I shriek as two strong arms fold themselves around me. I grab them, try to free myself, but the man is having none of it. He pulls me back and before I can say or do anything, we’re both lying on the floor and he finally lets go of me.

I jump up. “Why did you do that? Who are you? What are you doing here?”

I’m staring at a young, handsome—gaijin?! What is a Western man doing in my apartment? How did he get here? And why is he wearing a brown suit in the middle of the Japanese summer?

He gets up and grins. “To answer your questions: Because I thought you would fall from the railing and wanted to rescue you. I’m the Doctor. And I’m here because the TARDIS brought me here.”

“What?” His Japanese is excellent, but I still have no idea what he’s talking about. What is a doctor doing—oh wait. “Did Kurara send you? Or my editor? I really appreciate their concern, but I don’t need a doctor. I’m fine.” I clench my fists. My hands have stopped trembling. How curious…

“Well…” The man scratches his head, “If I may say so, you just tried to jump off your veranda. Where I come from, that doesn’t mean you’re fine.”

I storm past him. “This is Japan, not America. You don’t understand our people, we—“ I stop abruptly in my stride. My apartment has become even smaller than it used to be: there’s a—small house standing right in the middle of it. Or maybe not a house, more like a blue—“’Police Box’?! What is the American police doing in my apartment?” I turn back to the man who is now standing in the door to my veranda. “What do you want?”

He grins. “I think the question should rather be: what do you want?”

I frown.

He continues. “And I think that you want an adventure.

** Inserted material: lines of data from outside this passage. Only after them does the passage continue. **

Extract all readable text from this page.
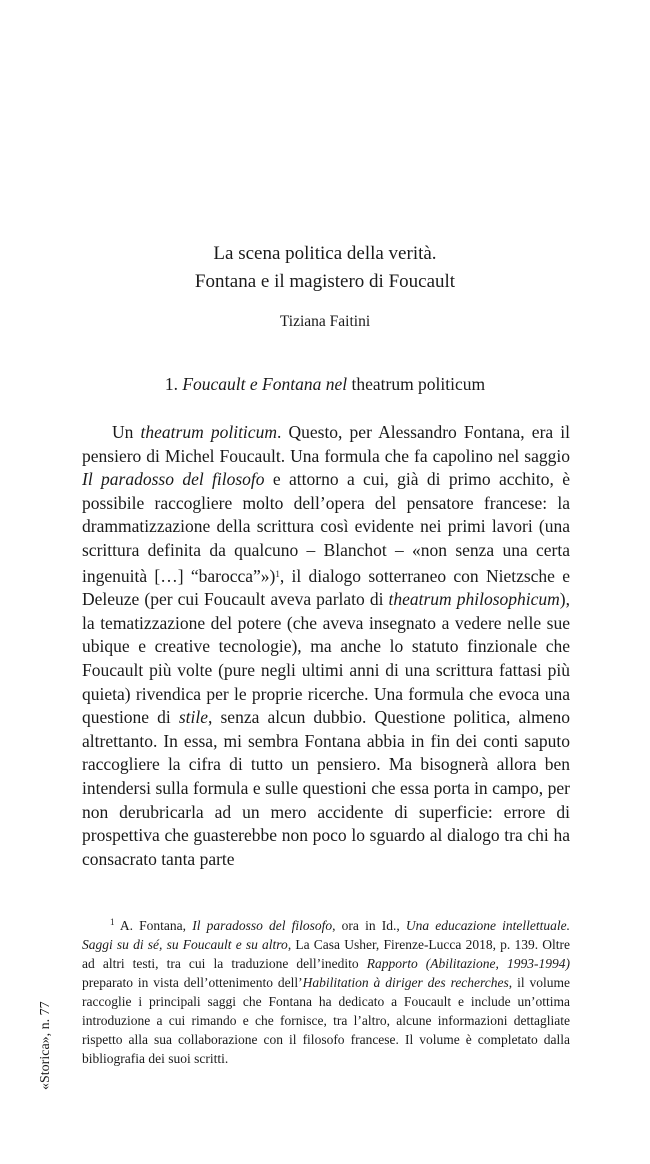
La scena politica della verità.
Fontana e il magistero di Foucault
Tiziana Faitini
1. Foucault e Fontana nel theatrum politicum

Un theatrum politicum. Questo, per Alessandro Fontana, era il pensiero di Michel Foucault. Una formula che fa capolino nel saggio Il paradosso del filosofo e attorno a cui, già di primo acchito, è possibile raccogliere molto dell’opera del pensatore francese: la drammatizzazione della scrittura così evidente nei primi lavori (una scrittura definita da qualcuno – Blanchot – «non senza una certa ingenuità […] “barocca”»)$^1$, il dialogo sotterraneo con Nietzsche e Deleuze (per cui Foucault aveva parlato di theatrum philosophicum), la tematizzazione del potere (che aveva insegnato a vedere nelle sue ubique e creative tecnologie), ma anche lo statuto finzionale che Foucault più volte (pure negli ultimi anni di una scrittura fattasi più quieta) rivendica per le proprie ricerche. Una formula che evoca una questione di stile, senza alcun dubbio. Questione politica, almeno altrettanto. In essa, mi sembra Fontana abbia in fin dei conti saputo raccogliere la cifra di tutto un pensiero. Ma bisognerà allora ben intendersi sulla formula e sulle questioni che essa porta in campo, per non derubricarla ad un mero accidente di superficie: errore di prospettiva che guasterebbe non poco lo sguardo al dialogo tra chi ha consacrato tanta parte

$^1$ A. Fontana, Il paradosso del filosofo, ora in Id., Una educazione intellettuale. Saggi su di sé, su Foucault e su altro, La Casa Usher, Firenze-Lucca 2018, p. 139. Oltre ad altri testi, tra cui la traduzione dell’inedito Rapporto (Abilitazione, 1993-1994) preparato in vista dell’ottenimento dell’Habilitation à diriger des recherches, il volume raccoglie i principali saggi che Fontana ha dedicato a Foucault e include un’ottima introduzione a cui rimando e che fornisce, tra l’altro, alcune informazioni dettagliate rispetto alla sua collaborazione con il filosofo francese. Il volume è completato dalla bibliografia dei suoi scritti.

«Storica», n. 77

This box is the TARDIS. She can take you anywhere in time and space. The past, the future, every country, every planet, every galaxy.”

He’s clearly insane. “Why would I want to go on an adventure with someone I don’t know?”

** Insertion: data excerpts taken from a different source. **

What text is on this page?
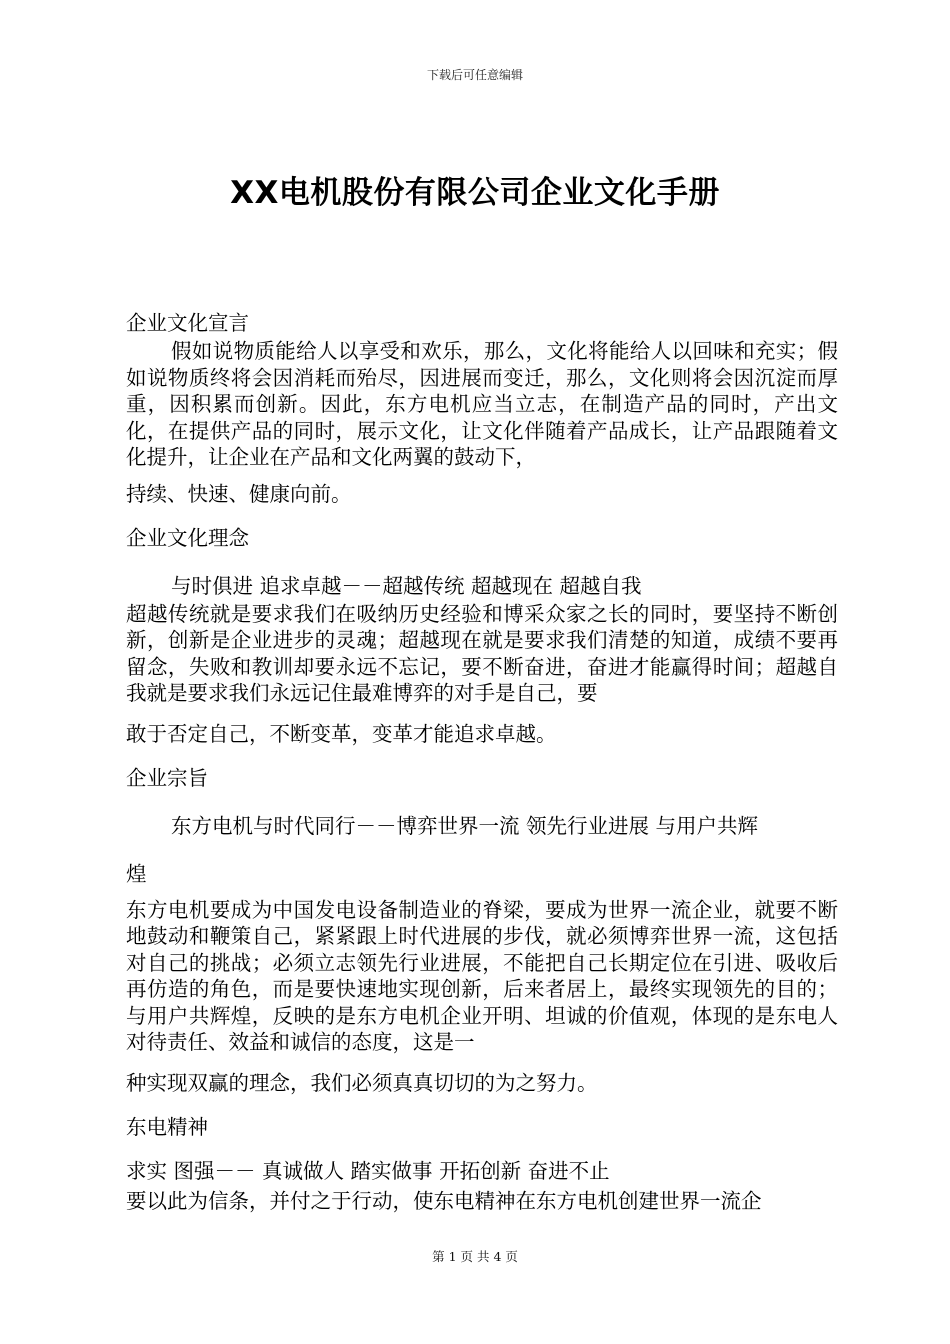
下载后可任意编辑
XX电机股份有限公司企业文化手册

企业文化宣言

假如说物质能给人以享受和欢乐，那么，文化将能给人以回味和充实；假如说物质终将会因消耗而殆尽，因进展而变迁，那么，文化则将会因沉淀而厚重，因积累而创新。因此，东方电机应当立志，在制造产品的同时，产出文化，在提供产品的同时，展示文化，让文化伴随着产品成长，让产品跟随着文化提升，让企业在产品和文化两翼的鼓动下，

持续、快速、健康向前。

企业文化理念

与时俱进 追求卓越－－超越传统 超越现在 超越自我

超越传统就是要求我们在吸纳历史经验和博采众家之长的同时，要坚持不断创新，创新是企业进步的灵魂；超越现在就是要求我们清楚的知道，成绩不要再留念，失败和教训却要永远不忘记，要不断奋进，奋进才能赢得时间；超越自我就是要求我们永远记住最难博弈的对手是自己，要

敢于否定自己，不断变革，变革才能追求卓越。

企业宗旨

东方电机与时代同行－－博弈世界一流 领先行业进展 与用户共辉

煌

东方电机要成为中国发电设备制造业的脊梁，要成为世界一流企业，就要不断地鼓动和鞭策自己，紧紧跟上时代进展的步伐，就必须博弈世界一流，这包括对自己的挑战；必须立志领先行业进展，不能把自己长期定位在引进、吸收后再仿造的角色，而是要快速地实现创新，后来者居上，最终实现领先的目的；与用户共辉煌，反映的是东方电机企业开明、坦诚的价值观，体现的是东电人对待责任、效益和诚信的态度，这是一

种实现双赢的理念，我们必须真真切切的为之努力。

东电精神

求实 图强－－ 真诚做人 踏实做事 开拓创新 奋进不止

要以此为信条，并付之于行动，使东电精神在东方电机创建世界一流企

第 1 页 共 4 页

He looks around, smiles. “Well, let’s see: there’s a calendar on your wall and today is marked in red. But on your desk, there are only empty pages. You’re phone’s been ringing for the past 10 minutes and you have blissfully ignored it. I see energy drinks, but nothing to eat. And last but not least—“ He sticks his hand into my wastepaper basket and pulls out a scorched bundle of paper, “you burned your own work.” He flips carefully through what is left of my latest paperback volume. “Oh, that’s good. That’s really good. Funny and—“

“I hate it!” The moment the words have left my mouth, I can’t quite believe I’ve said them. That I’ve finally said them. I smile. It feels so good. And so I continue. “I hate the story! I hate the characters! I hate how they look like, what they do, what they say! This isn’t my story! I wanted to draw a story about a little witch who saves the environment! I didn’t want to draw a love story! I wanted to do something that had meaning! For all of us! But everybody loves that stupid story! And now I can’t quit—“ I stop yelling. What was it the man had said? “You’re right. I need an adventure. I need to get out of here. Right now.” There’s a sound—a key is turning in the lock of my door. “Let’s go!”

The man grins and opens the door to his box. I know there won’t be much space in there, that it’s going to be hot and dark, but it’s my last chance. I have to go. And so I step through the door and—

“It’s… bigger on the inside.”

The man just laughs, jumps around, pushes and pulls triggers and levers, punches keys and buttons at the console in the middle of the room. I hear a whooshing sound. The sound of freedom.

I grin. “By the way—I’m Katō. Katō Tomoko. And I want to go to a place and time far, far away!”